The room where it happened (I watched TV)
So much of our feelings about television come from our experience watching it, rather than the text itself. I remember The West Wing fondly as a show in near-constant reruns on Bravo while I folded laundry with my mother. The one time I caught a new episode on NBC I was mildly put off for reasons I couldn't articulate.
Streaming television sometimes encourages a flattening of this experience. Expensive scripted cable and streaming series are meant to feel more like a movie or a book, where the world around us dissolves and we're left only with the thing we're watching, not the circumstances around our viewing. This is a generalization, but a lot of what we watch - certainly a majority of what's critically acclaimed - has moved from a model where if you miss an episode it's no big deal to a model where you can't go to the bathroom without pausing an episode. Which is fine! TV is a lot of things to a lot of people.
I'm someone who's spent a lot of time primarily with these kinds of shows. I can be snobby about the TV I watch, and while it's not my most attractive trait I can't change that I like what I like.
But this past year my TV habits have changed dramatically. I'm a stay-at-home parent, for one thing, and for another thing a lot of my neural pathways have been replaced by a flashing silent alarm about the spread of the deadly coronavirus. I recently rewatched Breaking Bad and found it almost impossible to enjoy - the simmering threat of Walt's murderous violence took over the show, for me, and all I could think about was how anxious every character was at all times to prevent him from hurting them or their loved ones. The Sopranos, which I rewatched just before Breaking Bad, held much the same appeal to me this year.
So it should have come as no surprise, I suppose, that I've recently fallen in love with Antiques Roadshow, specifically the UK (original) edition. If you've never seen it - as I hadn't - it's more or less exactly what you imagined:
Because it's the UK, a lot of the antiques are really opportunities to discuss World War II; also, people are often like "me dad bought this for fifty pee in africa while surveying where the borders of different countries would go" and then the experts say "well it's worth a hundred thousand pounds, good for you and your famiily." While writing this piece, I saw one of the show's own appraisers see a statue of a horse and say, "This could not be more timely, with the release of the film War Horse, a powerful testimony to the relationship between a soldier and his horse." I've never watched Antiques Roadshow US so I don't know if these elements appear often there (in my imagination Antiques Roadshow US is 75% Confederacy memorabilia 25% signed photographs of Casey Kasem).
The format of the show is soothing, of course, but I actually think that it's the way I watch it that has a heavier impact. I watch it by tuning in to the Antiques Roadshow channel on Pluto TV.
In case you don't know, because so many people I evangelize to don't, Pluto TV is a streaming platform owned by ViacomCBS that presents programming very much like how I understand cable - it's full of discrete niche channels that one can flip to, and each is ad-supported. These niches are even more niche than cable, though. Many include a constant stream of random episodes of only one show (e.g., a Carson's Tonight Show channel, a Love Boat channel, a Tosh.0 channel); there's even an MST3K channel AND a RiffTrax channel. My most-watched channels are the Antiques Roadshow UK channel and the fabulous Dark Shadows channel, which has been my first exposure to this classic soap (access to classic soaps is a topic for another newsletter, and is in my mind the subject of a Master's thesis I may never pursue).

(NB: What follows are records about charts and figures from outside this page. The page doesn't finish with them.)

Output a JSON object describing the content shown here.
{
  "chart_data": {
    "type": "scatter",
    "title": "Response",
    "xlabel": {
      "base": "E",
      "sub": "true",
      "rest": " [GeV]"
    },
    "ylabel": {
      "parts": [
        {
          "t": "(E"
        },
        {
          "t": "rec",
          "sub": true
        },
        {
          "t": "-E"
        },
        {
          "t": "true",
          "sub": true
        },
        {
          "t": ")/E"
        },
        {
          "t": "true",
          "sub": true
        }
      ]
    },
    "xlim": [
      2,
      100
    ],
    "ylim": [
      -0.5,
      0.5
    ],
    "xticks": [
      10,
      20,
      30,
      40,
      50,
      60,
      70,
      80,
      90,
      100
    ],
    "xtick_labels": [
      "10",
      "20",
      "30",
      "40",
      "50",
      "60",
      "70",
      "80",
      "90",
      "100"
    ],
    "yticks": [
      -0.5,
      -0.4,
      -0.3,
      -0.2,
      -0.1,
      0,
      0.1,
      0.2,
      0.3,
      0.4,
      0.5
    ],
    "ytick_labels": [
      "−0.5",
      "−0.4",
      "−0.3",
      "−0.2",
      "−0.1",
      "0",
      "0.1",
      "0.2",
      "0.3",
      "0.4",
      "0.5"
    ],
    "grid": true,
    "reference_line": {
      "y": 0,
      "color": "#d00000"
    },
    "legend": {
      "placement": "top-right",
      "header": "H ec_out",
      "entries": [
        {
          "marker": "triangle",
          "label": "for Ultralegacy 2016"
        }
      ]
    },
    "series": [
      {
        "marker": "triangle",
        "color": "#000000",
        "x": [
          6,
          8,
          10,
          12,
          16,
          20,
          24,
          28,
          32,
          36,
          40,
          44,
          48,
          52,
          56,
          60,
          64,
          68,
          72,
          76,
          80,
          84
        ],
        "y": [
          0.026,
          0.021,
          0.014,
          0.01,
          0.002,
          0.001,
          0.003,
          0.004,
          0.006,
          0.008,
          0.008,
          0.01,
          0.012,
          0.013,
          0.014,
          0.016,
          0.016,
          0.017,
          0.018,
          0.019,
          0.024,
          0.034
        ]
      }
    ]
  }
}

After over a decade of streaming and piracy, I never thought I'd be watching ad-supported TV again, but here I am. I don't think the issue is that something in me especially needed to watch Antiques Roadshow specifically. What I'm enjoying is being freed from the terrible burden of having to decide what to watch. Pluto TV successfully recreates the feeling of stumbling upon a block of reruns of a show you love, where it doesn't matter episode you watch. If I were watching Antiques Roadshow on another platform I'd spend forever deciding if I'd rather watch the episode filmed in Surry or the one filmed in Naughton-on-Brigsby. I just don't have the mental bandwidth for those tough calls right now. If you can relate, I really think there's a Pluto TV channel for you. Sorry for this ad for a Viacom property but I really do love it.
And if you're reading this and you work for Viacom or Pluto TV in any capacity, here's my big pitch for you: Bring back SOAPNet as a Pluto TV channel. I'm positive I'm not the only person who would love a channel with a full day of classic soap programming. Free idea.
I'm also curious, to anyone interested: what Pluto TV channel would you love to see? Are there shows you think would syndicate particularly well in this format? There's already an all-Leverage channel, just so you know.
Lastly, I think I'd like to include a TV theme song with each of these messages, so today's will be Antiques Roadshow's, which is great:
and here's a "Drum & Bass remix" if you are into that:
(if you ARE into that I once made a playlist of a few of my favorite TV theme song remixes, mashups, samples, and covers, and you can listen here.
No updates on J. Fred Muggs yet. Maybe I'll call back this week. Hope all is well with you and your performing apes.